Selon Glyn Moody de Tech Dirt, la législation sur les droits d’auteur empêche constamment de découvrir l’histoire de la musique, notamment les rares enregistrements de concerts des Beatles réalisés par des fans.
Le Daily Mail publie un article qui souligne l’importance de faire des copies. Elle concerne la réapparition d’enregistrements rares des Beatles :
Au cours de l’été 1963, la BBC a lancé une série radiophonique intitulée Pop Go The Beatles, diffusée le mardi à 17 heures dans le cadre du programme Light.
Chaque émission présentait les Beatles interprétant six ou sept chansons, enregistrées à l’avance mais en direct, c’est-à-dire sans post-production ou avec une post-production minimale.
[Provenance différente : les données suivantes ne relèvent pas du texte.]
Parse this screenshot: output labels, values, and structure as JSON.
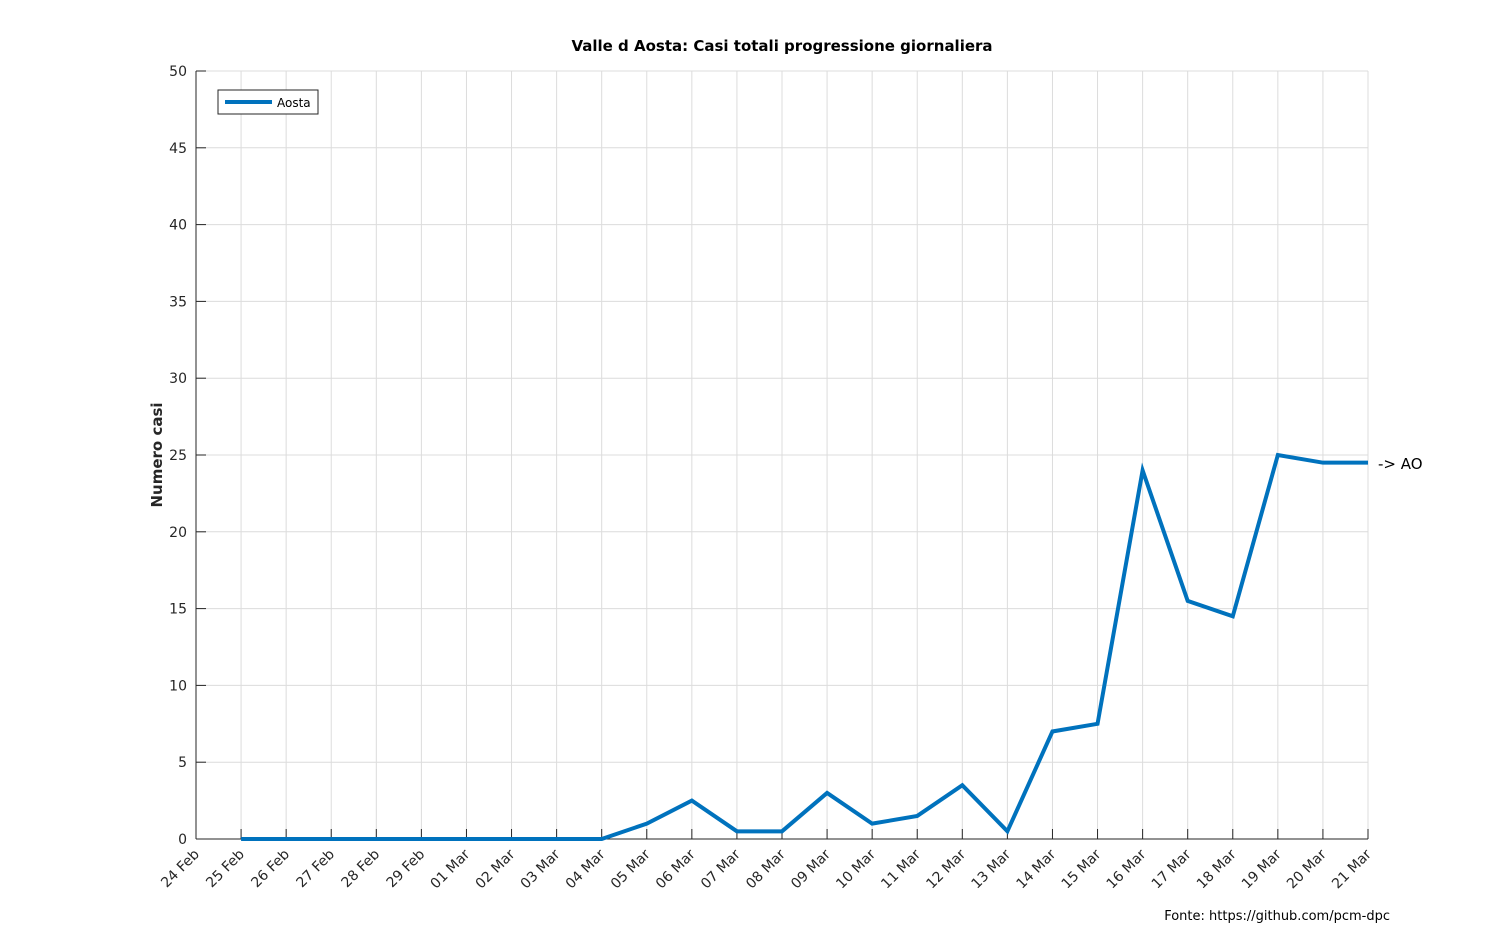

La BBC n’avait pas jugé utile de conserver les enregistrements originaux, même s’il s’agissait de morceaux rarement entendus – principalement des reprises de vieux morceaux de rock ‘n’ roll. Heureusement, une jeune fan des Beatles, Margaret Ashworth, a utilisé la radio modifiée de son père, reliée directement à un magnétophone à bobines, pour enregistrer les émissions de radio, ce qui leur conférait une qualité proche de celle de la radiodiffusion.
Lorsque la maison de disques EMI a composé un album de matériel interprété par les Beatles pour la BBC, elle a pu s’appuyer sur ces enregistrements de haute qualité, dont certains étaient bien meilleurs que les autres copies conservées. Dans ce cas, c’est par hasard que Margaret Ashworth avait réalisé ces enregistrements. Le message général est que les gens ne devraient pas faire cela, à cause du « copyright ». Il existe d’autres cas où le matériel culturel historique aurait été perdu si les gens n’avaient pas fait de copies, indépendamment de ce que la loi sur le droit d’auteur pourrait dire.
Margaret Ashworth a pensé qu’il serait amusant de diffuser gratuitement sur un site Web les anciennes émissions qu’elle avait enregistrées, recréant ainsi les programmes hebdomadaires qu’elle avait entendus dans les années 1960. Elle a donc demandé l’autorisation à la BBC, qui lui a répondu qu’elle « n’approuverait pas » le téléchargement de ses enregistrements sur l’Internet. Comme elle l’écrit :
Après toutes ces années, alors que les Beatles sont toujours extrêmement populaires, il semble mesquin de la part de la BBC de ne pas autoriser la diffusion de ces petites capsules temporelles, que ce soit par moi ou par la société. Je ne peux pas croire qu’il existe des problèmes de droits d’auteur qui ne peuvent être résolus.